Cronache

L’ultimo sgarbo del Professore a Genova

(...) E credo che se tutti quelli che sono intervenuti e che continuano a intervenire fossero presi in blocco e candidati per qualche istituzione locale, senza soluzione di continuità fra maggioranza e opposizione, probabilmente le istituzioni locali funzionerebbero meglio. Del resto, è quasi un marchio di fabbrica: chi fa parte della famiglia del Giornale, anche su sponde politicamente opposte, è parte della Genova e della Liguria migliore. Basta guardare anche ai politici: si può scommettere che chi ce l’ha sotto il braccio è un buon amministratore e che chi vi invita a leggerlo si può votare senza turarsi il naso, anzi. E, credetemi, vale anche il contrario, senza soluzione di continuità fra centrodestra e centrosinistra.
Insomma, sia chi ha scritto che vuole scappare da Genova e dalla Liguria, sia chi ha scritto che ci resta con gioia, lo dice per amore della nostra città e della nostra regione. E questo è il vero valore aggiunto di questo dibattito.
Personalmente, mi sono subito dichiarato. Io sono per rimanere e per rimanere combattendo.

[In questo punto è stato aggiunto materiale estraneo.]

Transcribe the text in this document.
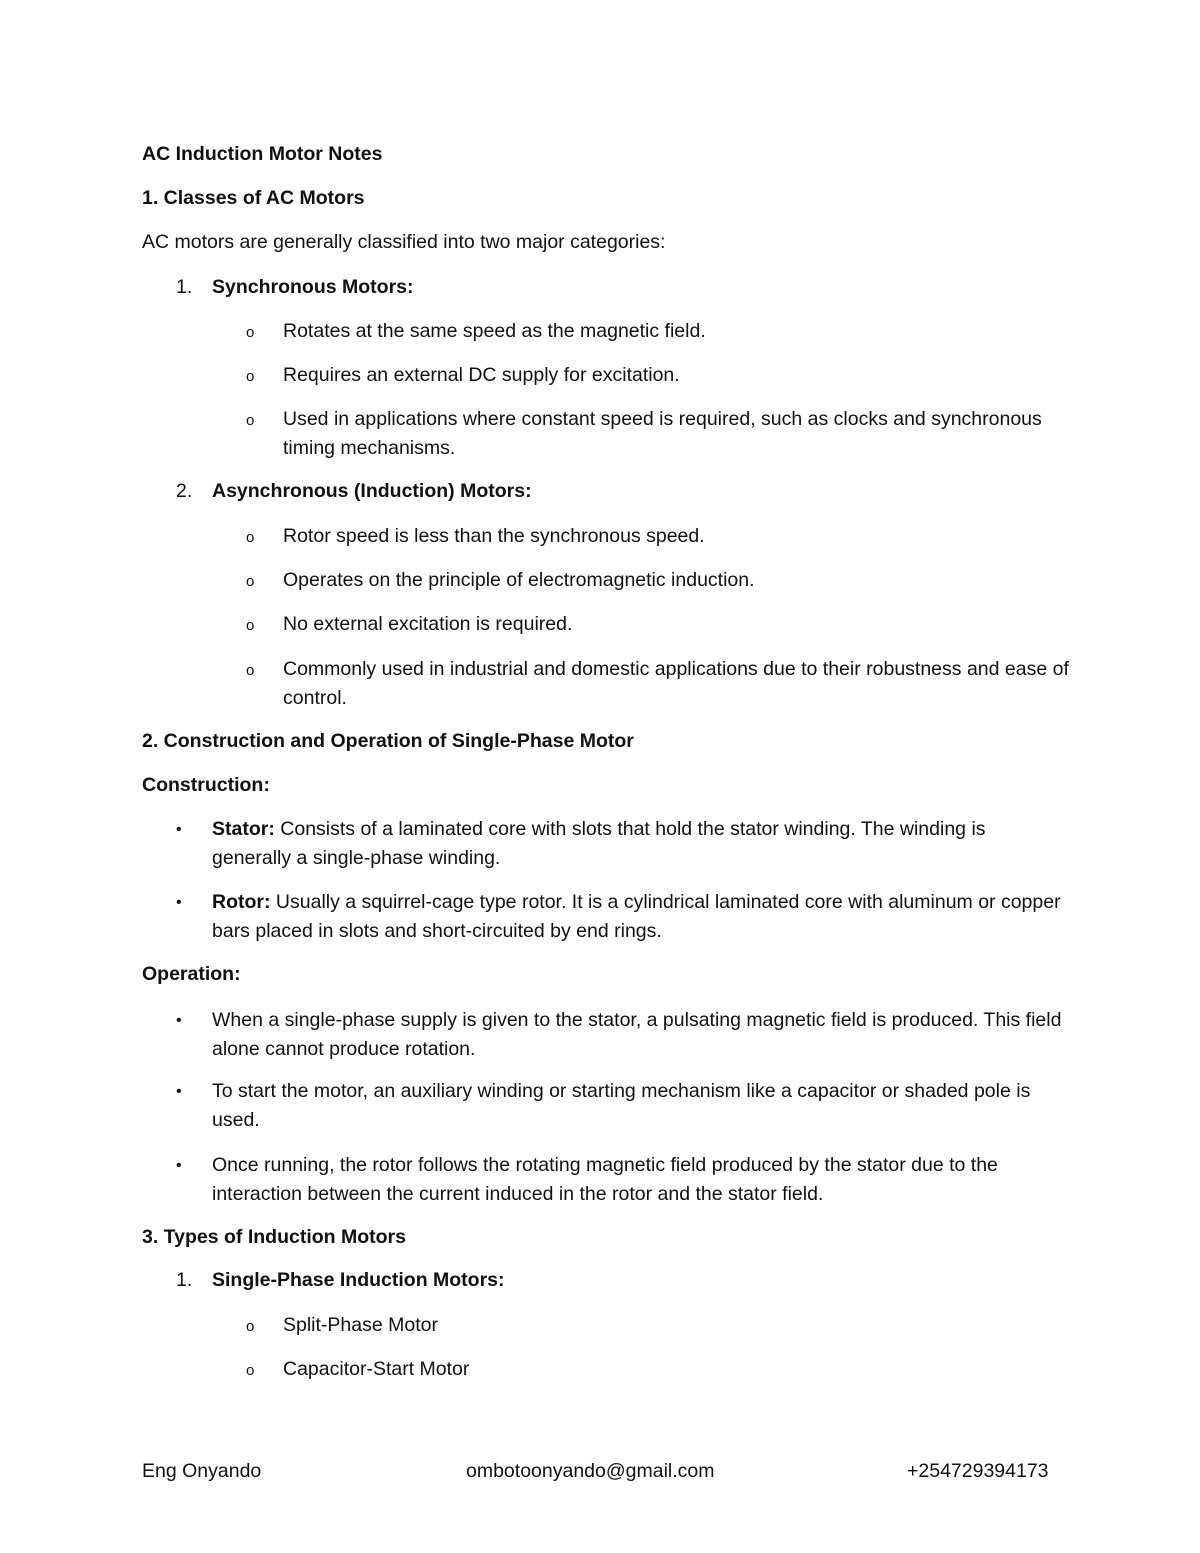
AC Induction Motor Notes
1. Classes of AC Motors
AC motors are generally classified into two major categories:
1. Synchronous Motors:
o Rotates at the same speed as the magnetic field.
o Requires an external DC supply for excitation.
o Used in applications where constant speed is required, such as clocks and synchronous timing mechanisms.
2. Asynchronous (Induction) Motors:
o Rotor speed is less than the synchronous speed.
o Operates on the principle of electromagnetic induction.
o No external excitation is required.
o Commonly used in industrial and domestic applications due to their robustness and ease of control.
2. Construction and Operation of Single-Phase Motor
Construction:
• Stator: Consists of a laminated core with slots that hold the stator winding. The winding is generally a single-phase winding.
• Rotor: Usually a squirrel-cage type rotor. It is a cylindrical laminated core with aluminum or copper bars placed in slots and short-circuited by end rings.
Operation:
• When a single-phase supply is given to the stator, a pulsating magnetic field is produced. This field alone cannot produce rotation.
• To start the motor, an auxiliary winding or starting mechanism like a capacitor or shaded pole is used.
• Once running, the rotor follows the rotating magnetic field produced by the stator due to the interaction between the current induced in the rotor and the stator field.
3. Types of Induction Motors
1. Single-Phase Induction Motors:
o Split-Phase Motor
o Capacitor-Start Motor
Eng Onyando	ombotoonyando@gmail.com	+254729394173
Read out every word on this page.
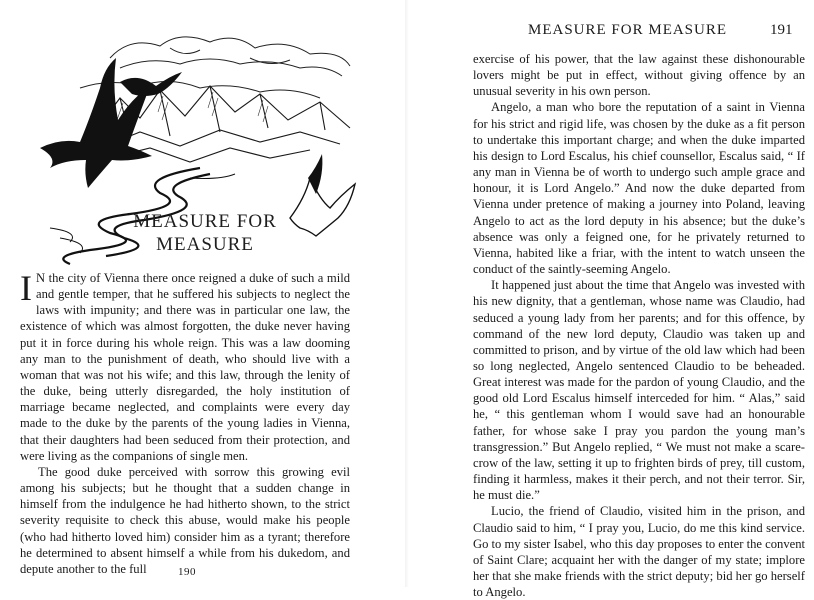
MEASURE FOR
MEASURE

I N the city of Vienna there once reigned a duke of such a mild and gentle temper, that he suffered his subjects to neglect the laws with impunity; and there was in particular one law, the existence of which was almost forgotten, the duke never having put it in force during his whole reign. This was a law dooming any man to the punishment of death, who should live with a woman that was not his wife; and this law, through the lenity of the duke, being utterly disregarded, the holy institution of marriage became neglected, and complaints were every day made to the duke by the parents of the young ladies in Vienna, that their daughters had been seduced from their protection, and were living as the companions of single men.

The good duke perceived with sorrow this growing evil among his subjects; but he thought that a sudden change in himself from the indulgence he had hitherto shown, to the strict severity requisite to check this abuse, would make his people (who had hitherto loved him) consider him as a tyrant; therefore he determined to absent himself a while from his dukedom, and depute another to the full	190
MEASURE FOR MEASURE	191

exercise of his power, that the law against these dishonourable lovers might be put in effect, without giving offence by an unusual severity in his own person.

Angelo, a man who bore the reputation of a saint in Vienna for his strict and rigid life, was chosen by the duke as a fit person to undertake this important charge; and when the duke imparted his design to Lord Escalus, his chief counsellor, Escalus said, “ If any man in Vienna be of worth to undergo such ample grace and honour, it is Lord Angelo.” And now the duke departed from Vienna under pretence of making a journey into Poland, leaving Angelo to act as the lord deputy in his absence; but the duke’s absence was only a feigned one, for he privately returned to Vienna, habited like a friar, with the intent to watch unseen the conduct of the saintly-seeming Angelo.

It happened just about the time that Angelo was invested with his new dignity, that a gentleman, whose name was Claudio, had seduced a young lady from her parents; and for this offence, by command of the new lord deputy, Claudio was taken up and committed to prison, and by virtue of the old law which had been so long neglected, Angelo sentenced Claudio to be beheaded. Great interest was made for the pardon of young Claudio, and the good old Lord Escalus himself interceded for him. “ Alas,” said he, “ this gentleman whom I would save had an honourable father, for whose sake I pray you pardon the young man’s transgression.” But Angelo replied, “ We must not make a scare-crow of the law, setting it up to frighten birds of prey, till custom, finding it harmless, makes it their perch, and not their terror. Sir, he must die.”

Lucio, the friend of Claudio, visited him in the prison, and Claudio said to him, “ I pray you, Lucio, do me this kind service. Go to my sister Isabel, who this day proposes to enter the convent of Saint Clare; acquaint her with the danger of my state; implore her that she make friends with the strict deputy; bid her go herself to Angelo.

Per sconfiggere chi fa opposizione solo dicendo che va tutto male, ma soprattutto chi governa come peggio non si potrebbe, come dimostrano tutte le ultime vicende, compresi i siluri al porto (la mancata difesa di Giovanni Novi da parte di Claudio Burlando, vittima anni fa della malagiustizia, non gli fa davvero onore) e la vergognosa gestione della questione della «terna» proprio nel momento in cui il porto raggiungeva risultati di traffico che mancavano da anni. Fino all’ultimo sfregio, quello di ieri, la conferma della nomina di Merlo da parte di un governo che aveva a disposizione mesi per farlo, ma ha atteso di essere delegittimato dal Parlamento per tentare di occupare anche l’ultima casella disponibile. Tentativo che, c’è da sperare, non vada mai in porto. In tutti i sensi della parola.
Io sono per rimanere perchè, arrendendosi, la si dà vinta alla Genova peggiore. A quella che vive di rendite di posizione, di piccoli interessi, di mediazioni al ribasso, di voto sempre uguale a se stesso, al di là delle persone. A quella che si oppone a tutto, a quella dove bastano tre persone che dicono «no», perchè sia no. A quella che impedisce le infrastrutture e anche a un termovalorizzatore in porto che ci libererebbe dal rischio Napoli. A quella che ha la peggior classe dirigente di sempre. Ancora peggiore perchè si trova davanti a un’opposizione che ha saputo rialzare la testa, sfornando un leader nazionale come Claudio Scajola e tre candidati del calibro di Sandro Biasotti, Enrico Musso e Renata Oliveri alle tre ultime elezioni dirette.
Io sono per rimanere perchè, nonostante quel che si pensa e nonostante quello che dicono tante Cassandre, in questa città vedo un futuro per i giovani. Ma, ovviamente, solo se i figli sapranno essere meglio dei loro padri e dei loro nonni. Se sapranno ribellarsi all’ineluttabilità del declino. Se sapranno ribellarsi al voto per eredità. Se sapranno capire chi può valorizzare le loro capacità.
Perchè, credetemi, è vero che trovare lavoro è difficile, che ce n’è poco, che siamo avvitati su noi stessi. Ma è anche vero che, in questa città, ci sono dei valori assoluti che chiedono solo di essere tirati fuori: penso al gruppo di persone, giovani tutte almeno nello spirito e giovani anche anagraficamente in tanti casi, che si è coagulato attorno a queste pagine, una squadra di collaboratori di cui sono orgoglioso, per quantità di notizie e per qualità della scrittura; penso a giovani fisici, anch’essi nostri collaboratori, come Andrea Macco e Silvia De Stefano; penso a due avvocatesse dello studio Conte e Giacomini come Emanuela Boglione e Giorgia Scuras che, in Europa, sono riuscite a mettere in difficoltà un colosso come l’ufficio legale della Rai nella causa di Primocanale. Sono solo pochi esempi, ma potrei fare decine e decine di nomi, in tantissimi settori, diverissimi fra loro, ma tutti accomunati dall’età anagrafica.
E poi tanti altri, alcuni anche novantenni, ma giovani nella testa. Giovani nella voglia di rivoluzione. Magari una splendida rivoluzione borghese. Nel senso più bello e non classista che la parola sa avere.
Genova è viva, vivissima.

Basta che non creda a chi le dice in continuazione che è morta.